Toleransi di Bumi Flobamora: Harmoni yang Jadi Modal Membangun NTT

Atambua — Di tengah keragaman suku, etnis, bahasa, dan agama, masyarakat Nusa Tenggara Timur (NTT) telah lama dikenal hidup rukun dalam semangat toleransi yang kuat. Di tanah Flobamora, perbedaan justru menjadi kekayaan sosial yang mempererat persaudaraan dan memperkuat pondasi pembangunan.

Hal itu disampaikan oleh Haji Maskur Kadir, S.Ag, Penyelenggara Haji dan Umrah Kementerian Agama Kabupaten Belu, saat ditemui pada Sabtu (11/10/2025). Menurutnya, kerukunan antarumat beragama di NTT bukan sekadar slogan, melainkan praktik nyata yang sudah mengakar dalam kehidupan sehari-hari masyarakat.

“Kehidupan masyarakat di NTT sangat toleran dan bisa hidup berdampingan dengan siapa pun. Semua warga sangat menghargai arti penting dari toleransi dalam kehidupan,” ujar Maskur.

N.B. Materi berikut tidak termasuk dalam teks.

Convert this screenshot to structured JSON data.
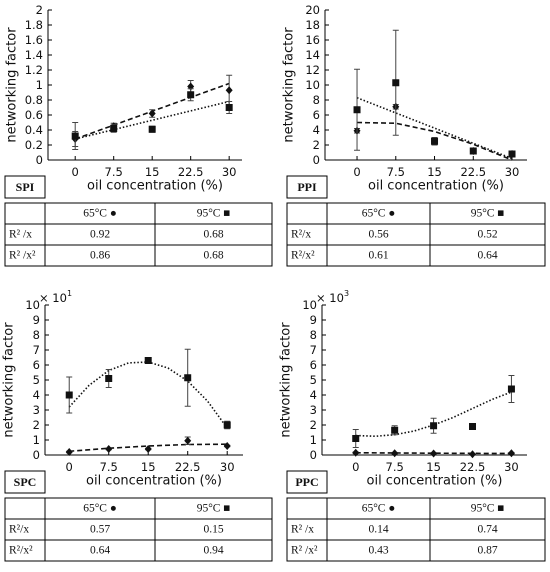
{
  "chart_data": [
    {
      "type": "scatter",
      "label": "SPI",
      "y_label": "networking factor",
      "x_label": "oil concentration (%)",
      "x": [
        0,
        7.5,
        15,
        22.5,
        30
      ],
      "xlim": [
        -5.3,
        32.5
      ],
      "xticks": [
        0,
        7.5,
        15,
        22.5,
        30
      ],
      "ylim": [
        0,
        2
      ],
      "yticks": [
        0,
        0.2,
        0.4,
        0.6,
        0.8,
        1,
        1.2,
        1.4,
        1.6,
        1.8,
        2
      ],
      "series": [
        {
          "name": "65°C ●",
          "marker": "circle",
          "color": "#111",
          "values": [
            0.28,
            0.45,
            0.62,
            0.98,
            0.93
          ],
          "errors": [
            0.1,
            0.04,
            0.05,
            0.08,
            0.2
          ],
          "fit": {
            "style": "dashed",
            "x": [
              0,
              30
            ],
            "values": [
              0.28,
              1.02
            ]
          }
        },
        {
          "name": "95°C ■",
          "marker": "square",
          "color": "#111",
          "values": [
            0.32,
            0.42,
            0.41,
            0.87,
            0.7
          ],
          "errors": [
            0.18,
            0.05,
            0.04,
            0.08,
            0.08
          ],
          "fit": {
            "style": "dotted",
            "x": [
              0,
              30
            ],
            "values": [
              0.28,
              0.78
            ]
          }
        }
      ],
      "table": {
        "rows": [
          {
            "label": "R² /x",
            "values": [
              0.92,
              0.68
            ]
          },
          {
            "label": "R² /x²",
            "values": [
              0.86,
              0.68
            ]
          }
        ]
      }
    },
    {
      "type": "scatter",
      "label": "PPI",
      "y_label": "networking factor",
      "x_label": "oil concentration (%)",
      "x": [
        0,
        7.5,
        15,
        22.5,
        30
      ],
      "xlim": [
        -6.2,
        32.9
      ],
      "xticks": [
        0,
        7.5,
        15,
        22.5,
        30
      ],
      "ylim": [
        0,
        20
      ],
      "yticks": [
        0,
        2,
        4,
        6,
        8,
        10,
        12,
        14,
        16,
        18,
        20
      ],
      "series": [
        {
          "name": "65°C ●",
          "marker": "circle",
          "color": "#111",
          "values": [
            3.9,
            7.1,
            2.5,
            1.2,
            0.8
          ],
          "errors": [
            0.3,
            0.3,
            0.3,
            0.3,
            0.2
          ],
          "fit": {
            "style": "dashed",
            "x": [
              0,
              7.5,
              15,
              22.5,
              30
            ],
            "values": [
              5,
              4.9,
              3.8,
              2.1,
              0
            ]
          }
        },
        {
          "name": "95°C ■",
          "marker": "square",
          "color": "#111",
          "values": [
            6.7,
            10.3,
            2.5,
            1.2,
            0.8
          ],
          "errors": [
            5.4,
            7,
            0.5,
            0.4,
            0.3
          ],
          "fit": {
            "style": "dotted",
            "x": [
              0,
              30
            ],
            "values": [
              8.3,
              0.2
            ]
          }
        }
      ],
      "table": {
        "rows": [
          {
            "label": "R²/x",
            "values": [
              0.56,
              0.52
            ]
          },
          {
            "label": "R²/x²",
            "values": [
              0.61,
              0.64
            ]
          }
        ]
      }
    },
    {
      "type": "scatter",
      "label": "SPC",
      "y_label": "networking factor",
      "x_label": "oil concentration (%)",
      "y_scale": {
        "base": "× 10",
        "exponent": 1
      },
      "x": [
        0,
        7.5,
        15,
        22.5,
        30
      ],
      "xlim": [
        -4.6,
        33
      ],
      "xticks": [
        0,
        7.5,
        15,
        22.5,
        30
      ],
      "ylim": [
        0,
        10
      ],
      "yticks": [
        0,
        1,
        2,
        3,
        4,
        5,
        6,
        7,
        8,
        9,
        10
      ],
      "series": [
        {
          "name": "65°C ●",
          "marker": "circle",
          "color": "#111",
          "values": [
            0.2,
            0.4,
            0.4,
            0.95,
            0.6
          ],
          "errors": [
            0.05,
            0.05,
            0.05,
            0.25,
            0.05
          ],
          "fit": {
            "style": "dashed",
            "x": [
              0,
              7.5,
              15,
              22.5,
              30
            ],
            "values": [
              0.25,
              0.45,
              0.6,
              0.7,
              0.72
            ]
          }
        },
        {
          "name": "95°C ■",
          "marker": "square",
          "color": "#111",
          "values": [
            4,
            5.1,
            6.3,
            5.15,
            2
          ],
          "errors": [
            1.2,
            0.6,
            0.15,
            1.9,
            0.25
          ],
          "fit": {
            "style": "dotted",
            "x": [
              0,
              3.75,
              7.5,
              11.25,
              15,
              18.75,
              22.5,
              26.25,
              30
            ],
            "values": [
              3.2,
              4.64,
              5.63,
              6.14,
              6.2,
              5.8,
              4.93,
              3.6,
              1.8
            ]
          }
        }
      ],
      "table": {
        "rows": [
          {
            "label": "R²/x",
            "values": [
              0.57,
              0.15
            ]
          },
          {
            "label": "R²/x²",
            "values": [
              0.64,
              0.94
            ]
          }
        ]
      }
    },
    {
      "type": "scatter",
      "label": "PPC",
      "y_label": "networking factor",
      "x_label": "oil concentration (%)",
      "y_scale": {
        "base": "× 10",
        "exponent": 3
      },
      "x": [
        0,
        7.5,
        15,
        22.5,
        30
      ],
      "xlim": [
        -6.5,
        33
      ],
      "xticks": [
        0,
        7.5,
        15,
        22.5,
        30
      ],
      "ylim": [
        0,
        10
      ],
      "yticks": [
        0,
        1,
        2,
        3,
        4,
        5,
        6,
        7,
        8,
        9,
        10
      ],
      "series": [
        {
          "name": "65°C ●",
          "marker": "circle",
          "color": "#111",
          "values": [
            0.15,
            0.12,
            0.1,
            0.05,
            0.12
          ],
          "errors": [
            0.05,
            0.05,
            0.05,
            0.03,
            0.05
          ],
          "fit": {
            "style": "dashed",
            "x": [
              0,
              15,
              30
            ],
            "values": [
              0.15,
              0.12,
              0.1
            ]
          }
        },
        {
          "name": "95°C ■",
          "marker": "square",
          "color": "#111",
          "values": [
            1.1,
            1.65,
            1.95,
            1.9,
            4.4
          ],
          "errors": [
            0.6,
            0.3,
            0.5,
            0.1,
            0.9
          ],
          "fit": {
            "style": "dotted",
            "x": [
              0,
              3.75,
              7.5,
              11.25,
              15,
              18.75,
              22.5,
              26.25,
              30
            ],
            "values": [
              1.3,
              1.25,
              1.35,
              1.6,
              2,
              2.5,
              3.1,
              3.7,
              4.2
            ]
          }
        }
      ],
      "table": {
        "rows": [
          {
            "label": "R² /x",
            "values": [
              0.14,
              0.74
            ]
          },
          {
            "label": "R² /x²",
            "values": [
              0.43,
              0.87
            ]
          }
        ]
      }
    }
  ]
}
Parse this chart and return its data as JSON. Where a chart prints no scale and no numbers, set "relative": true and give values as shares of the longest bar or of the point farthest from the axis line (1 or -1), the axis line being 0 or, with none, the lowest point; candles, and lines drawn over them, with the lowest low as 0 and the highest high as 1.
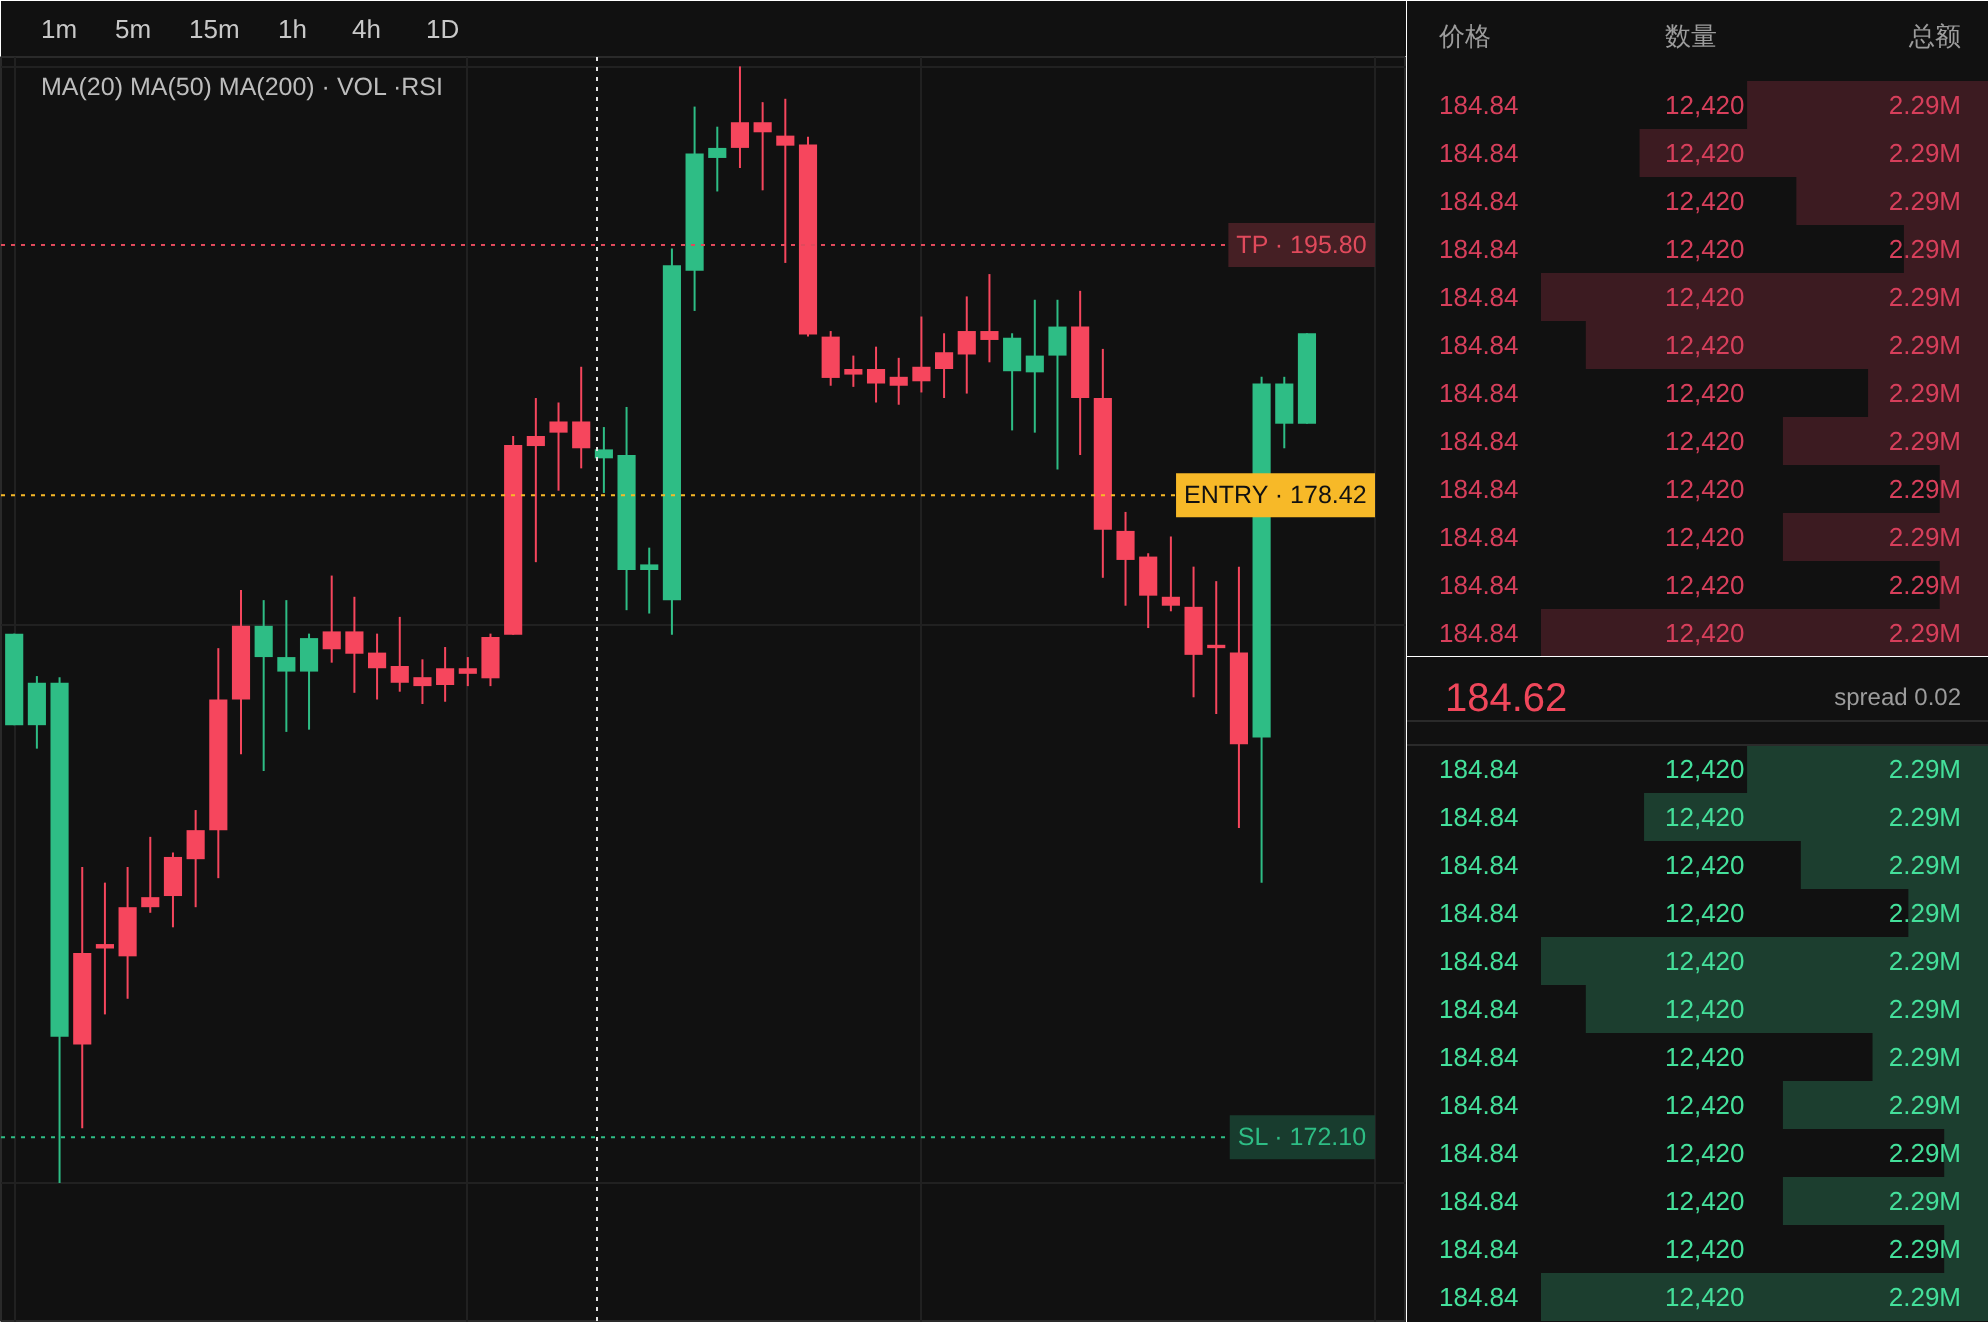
{
  "chart_data": [
    {
      "type": "candlestick",
      "relative": true,
      "subtitle": "MA(20) MA(50) MA(200) · VOL ·RSI",
      "annotations": [
        "1m",
        "5m",
        "15m",
        "1h",
        "4h",
        "1D"
      ],
      "grid": true,
      "categories": [
        null,
        null,
        null,
        null,
        null,
        null,
        null,
        null,
        null,
        null,
        null,
        null,
        null,
        null,
        null,
        null,
        null,
        null,
        null,
        null,
        null,
        null,
        null,
        null,
        null,
        null,
        null,
        null,
        null,
        null,
        null,
        null,
        null,
        null,
        null,
        null,
        null,
        null,
        null,
        null,
        null,
        null,
        null,
        null,
        null,
        null,
        null,
        null,
        null,
        null,
        null,
        null,
        null,
        null,
        null,
        null,
        null,
        null
      ],
      "ohlc": [
        [
          0.41,
          0.492,
          0.41,
          0.492
        ],
        [
          0.41,
          0.454,
          0.389,
          0.448
        ],
        [
          0.131,
          0.453,
          0.0,
          0.448
        ],
        [
          0.206,
          0.283,
          0.049,
          0.124
        ],
        [
          0.214,
          0.269,
          0.151,
          0.21
        ],
        [
          0.247,
          0.283,
          0.165,
          0.203
        ],
        [
          0.256,
          0.31,
          0.242,
          0.247
        ],
        [
          0.292,
          0.296,
          0.229,
          0.257
        ],
        [
          0.316,
          0.334,
          0.247,
          0.29
        ],
        [
          0.433,
          0.479,
          0.273,
          0.316
        ],
        [
          0.499,
          0.531,
          0.384,
          0.433
        ],
        [
          0.471,
          0.522,
          0.369,
          0.499
        ],
        [
          0.458,
          0.522,
          0.404,
          0.471
        ],
        [
          0.458,
          0.492,
          0.406,
          0.488
        ],
        [
          0.494,
          0.544,
          0.466,
          0.478
        ],
        [
          0.494,
          0.525,
          0.439,
          0.474
        ],
        [
          0.475,
          0.492,
          0.433,
          0.461
        ],
        [
          0.463,
          0.507,
          0.44,
          0.448
        ],
        [
          0.453,
          0.469,
          0.429,
          0.445
        ],
        [
          0.461,
          0.48,
          0.431,
          0.446
        ],
        [
          0.461,
          0.471,
          0.445,
          0.456
        ],
        [
          0.489,
          0.492,
          0.445,
          0.452
        ],
        [
          0.661,
          0.669,
          0.491,
          0.491
        ],
        [
          0.669,
          0.703,
          0.556,
          0.66
        ],
        [
          0.682,
          0.699,
          0.62,
          0.672
        ],
        [
          0.682,
          0.731,
          0.64,
          0.658
        ],
        [
          0.649,
          0.677,
          0.618,
          0.657
        ],
        [
          0.549,
          0.695,
          0.513,
          0.652
        ],
        [
          0.549,
          0.569,
          0.51,
          0.554
        ],
        [
          0.522,
          0.837,
          0.491,
          0.822
        ],
        [
          0.817,
          0.964,
          0.781,
          0.922
        ],
        [
          0.918,
          0.946,
          0.888,
          0.927
        ],
        [
          0.95,
          1.0,
          0.909,
          0.927
        ],
        [
          0.95,
          0.968,
          0.889,
          0.941
        ],
        [
          0.938,
          0.971,
          0.824,
          0.929
        ],
        [
          0.93,
          0.937,
          0.758,
          0.76
        ],
        [
          0.758,
          0.763,
          0.714,
          0.721
        ],
        [
          0.729,
          0.741,
          0.713,
          0.724
        ],
        [
          0.729,
          0.749,
          0.699,
          0.716
        ],
        [
          0.722,
          0.739,
          0.697,
          0.714
        ],
        [
          0.731,
          0.776,
          0.708,
          0.718
        ],
        [
          0.744,
          0.761,
          0.703,
          0.729
        ],
        [
          0.763,
          0.794,
          0.707,
          0.742
        ],
        [
          0.763,
          0.814,
          0.735,
          0.755
        ],
        [
          0.727,
          0.761,
          0.674,
          0.757
        ],
        [
          0.726,
          0.791,
          0.672,
          0.741
        ],
        [
          0.741,
          0.791,
          0.639,
          0.767
        ],
        [
          0.767,
          0.799,
          0.652,
          0.703
        ],
        [
          0.703,
          0.747,
          0.542,
          0.585
        ],
        [
          0.584,
          0.601,
          0.517,
          0.558
        ],
        [
          0.561,
          0.564,
          0.497,
          0.526
        ],
        [
          0.525,
          0.579,
          0.512,
          0.517
        ],
        [
          0.516,
          0.552,
          0.435,
          0.473
        ],
        [
          0.482,
          0.539,
          0.42,
          0.479
        ],
        [
          0.475,
          0.552,
          0.318,
          0.393
        ],
        [
          0.399,
          0.722,
          0.269,
          0.716
        ],
        [
          0.68,
          0.722,
          0.658,
          0.716
        ],
        [
          0.68,
          0.761,
          0.68,
          0.761
        ]
      ],
      "colors": [
        "#2ebd85",
        "#2ebd85",
        "#2ebd85",
        "#f6465d",
        "#f6465d",
        "#f6465d",
        "#f6465d",
        "#f6465d",
        "#f6465d",
        "#f6465d",
        "#f6465d",
        "#2ebd85",
        "#2ebd85",
        "#2ebd85",
        "#f6465d",
        "#f6465d",
        "#f6465d",
        "#f6465d",
        "#f6465d",
        "#f6465d",
        "#f6465d",
        "#f6465d",
        "#f6465d",
        "#f6465d",
        "#f6465d",
        "#f6465d",
        "#2ebd85",
        "#2ebd85",
        "#2ebd85",
        "#2ebd85",
        "#2ebd85",
        "#2ebd85",
        "#f6465d",
        "#f6465d",
        "#f6465d",
        "#f6465d",
        "#f6465d",
        "#f6465d",
        "#f6465d",
        "#f6465d",
        "#f6465d",
        "#f6465d",
        "#f6465d",
        "#f6465d",
        "#2ebd85",
        "#2ebd85",
        "#2ebd85",
        "#f6465d",
        "#f6465d",
        "#f6465d",
        "#f6465d",
        "#f6465d",
        "#f6465d",
        "#f6465d",
        "#f6465d",
        "#2ebd85",
        "#2ebd85",
        "#2ebd85"
      ],
      "ref_lines": [
        {
          "axis": "y",
          "value": 0.84,
          "label": "TP · 195.80",
          "color": "#e04a5c",
          "line_style": "dotted"
        },
        {
          "axis": "y",
          "value": 0.616,
          "label": "ENTRY · 178.42",
          "color": "#f7b928",
          "line_style": "dotted"
        },
        {
          "axis": "y",
          "value": 0.041,
          "label": "SL · 172.10",
          "color": "#2ebd85",
          "line_style": "dotted"
        }
      ]
    },
    {
      "type": "bar",
      "orientation": "horizontal",
      "relative": true,
      "ylabel": "价格",
      "xlabel": "数量",
      "y2label": "总额",
      "categories": [
        "184.84",
        "184.84",
        "184.84",
        "184.84",
        "184.84",
        "184.84",
        "184.84",
        "184.84",
        "184.84",
        "184.84",
        "184.84",
        "184.84"
      ],
      "y2_categories": [
        "2.29M",
        "2.29M",
        "2.29M",
        "2.29M",
        "2.29M",
        "2.29M",
        "2.29M",
        "2.29M",
        "2.29M",
        "2.29M",
        "2.29M",
        "2.29M"
      ],
      "annotations": [
        "12,420",
        "12,420",
        "12,420",
        "12,420",
        "12,420",
        "12,420",
        "12,420",
        "12,420",
        "12,420",
        "12,420",
        "12,420",
        "12,420"
      ],
      "series": [
        {
          "color": "#3c1b21",
          "values": [
            0.54,
            0.78,
            0.43,
            0.19,
            1,
            0.9,
            0.27,
            0.46,
            0.11,
            0.46,
            0.11,
            1
          ]
        }
      ]
    },
    {
      "type": "bar",
      "orientation": "horizontal",
      "relative": true,
      "title": "184.62",
      "subtitle": "spread 0.02",
      "categories": [
        "184.84",
        "184.84",
        "184.84",
        "184.84",
        "184.84",
        "184.84",
        "184.84",
        "184.84",
        "184.84",
        "184.84",
        "184.84",
        "184.84"
      ],
      "y2_categories": [
        "2.29M",
        "2.29M",
        "2.29M",
        "2.29M",
        "2.29M",
        "2.29M",
        "2.29M",
        "2.29M",
        "2.29M",
        "2.29M",
        "2.29M",
        "2.29M"
      ],
      "annotations": [
        "12,420",
        "12,420",
        "12,420",
        "12,420",
        "12,420",
        "12,420",
        "12,420",
        "12,420",
        "12,420",
        "12,420",
        "12,420",
        "12,420"
      ],
      "series": [
        {
          "color": "#1c3e2f",
          "values": [
            0.54,
            0.77,
            0.42,
            0.18,
            1,
            0.9,
            0.26,
            0.46,
            0.1,
            0.46,
            0.1,
            1
          ]
        }
      ]
    }
  ]
}
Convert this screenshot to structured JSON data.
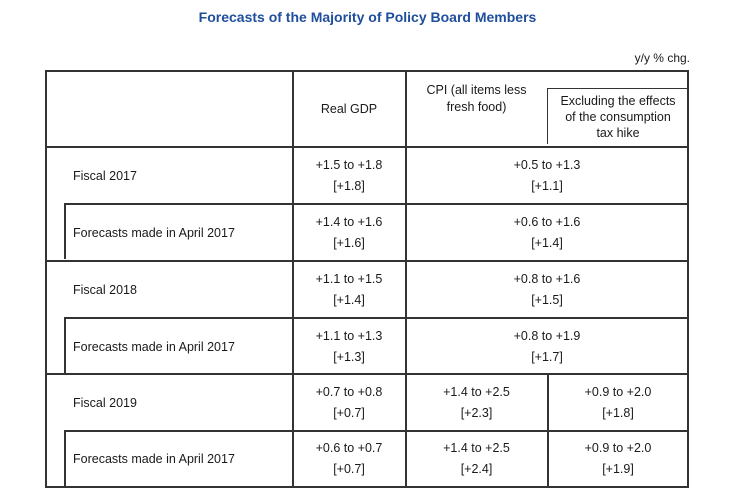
{
  "title": "Forecasts of the Majority of Policy Board Members",
  "unit_note": "y/y % chg.",
  "header": {
    "real_gdp": "Real GDP",
    "cpi_line1": "CPI (all items less",
    "cpi_line2": "fresh food)",
    "excl_line1": "Excluding the effects",
    "excl_line2": "of the consumption",
    "excl_line3": "tax hike"
  },
  "rows": [
    {
      "label": "Fiscal 2017",
      "gdp_range": "+1.5 to +1.8",
      "gdp_median": "[+1.8]",
      "cpi_range": "+0.5 to +1.3",
      "cpi_median": "[+1.1]"
    },
    {
      "label": "Forecasts made in April 2017",
      "gdp_range": "+1.4 to +1.6",
      "gdp_median": "[+1.6]",
      "cpi_range": "+0.6 to +1.6",
      "cpi_median": "[+1.4]"
    },
    {
      "label": "Fiscal 2018",
      "gdp_range": "+1.1 to +1.5",
      "gdp_median": "[+1.4]",
      "cpi_range": "+0.8 to +1.6",
      "cpi_median": "[+1.5]"
    },
    {
      "label": "Forecasts made in April 2017",
      "gdp_range": "+1.1 to +1.3",
      "gdp_median": "[+1.3]",
      "cpi_range": "+0.8 to +1.9",
      "cpi_median": "[+1.7]"
    },
    {
      "label": "Fiscal 2019",
      "gdp_range": "+0.7 to +0.8",
      "gdp_median": "[+0.7]",
      "cpi_range": "+1.4 to +2.5",
      "cpi_median": "[+2.3]",
      "excl_range": "+0.9 to +2.0",
      "excl_median": "[+1.8]"
    },
    {
      "label": "Forecasts made in April 2017",
      "gdp_range": "+0.6 to +0.7",
      "gdp_median": "[+0.7]",
      "cpi_range": "+1.4 to +2.5",
      "cpi_median": "[+2.4]",
      "excl_range": "+0.9 to +2.0",
      "excl_median": "[+1.9]"
    }
  ]
}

Ia menilai bahwa toleransi dan kerukunan merupakan nilai luhur yang terus dijaga dari generasi ke generasi. Sikap saling menghormati dan menghargai keyakinan masing-masing telah membentuk budaya saling menolong dan gotong royong lintas agama.

“Dari ajaran toleransi beragama, tumbuh kesadaran untuk menghormati dan membiarkan orang lain menjalankan keyakinannya tanpa gangguan. Itulah makna sejati dari hidup berdampingan,” jelasnya.

Maskur menjelaskan bahwa bentuk toleransi di NTT dapat terlihat dari dua sisi. Pertama, toleransi pasif, yakni sikap menerima perbedaan sebagai fakta sosial yang tidak bisa dihindari. Kedua, toleransi aktif, yaitu partisipasi langsung dalam kehidupan masyarakat tanpa membeda-bedakan latar belakang agama.

Ia mencontohkan tradisi gotong royong yang masih kuat dijalankan di berbagai pelosok NTT, di mana masyarakat saling membantu dalam kegiatan sosial maupun keagamaan.

“Saat ada perayaan hari besar keagamaan, panitianya melibatkan semua warga lintas agama. Semua ikut berkontribusi dan saling membantu demi kelancaran acara,” ungkapnya.

Menurut Maskur, nilai-nilai kebersamaan semacam itu merupakan implementasi nyata Pancasila dan wujud pengamalan ajaran agama dalam kehidupan sosial.

“Gotong royong dan toleransi inilah yang menjadi kekuatan utama NTT. Dengan menjaga kerukunan, pembangunan akan berjalan lebih lancar dan berkeadilan,” tegasnya.

Maskur menutup dengan harapan agar nilai-nilai toleransi terus diwariskan kepada generasi muda sebagai bagian dari identitas masyarakat Flobamora yang cinta damai.

“Kerukunan adalah modal sosial kita. Kalau itu terus dijaga, maka masa depan NTT akan semakin sejahtera dan harmonis,” pungkasnya.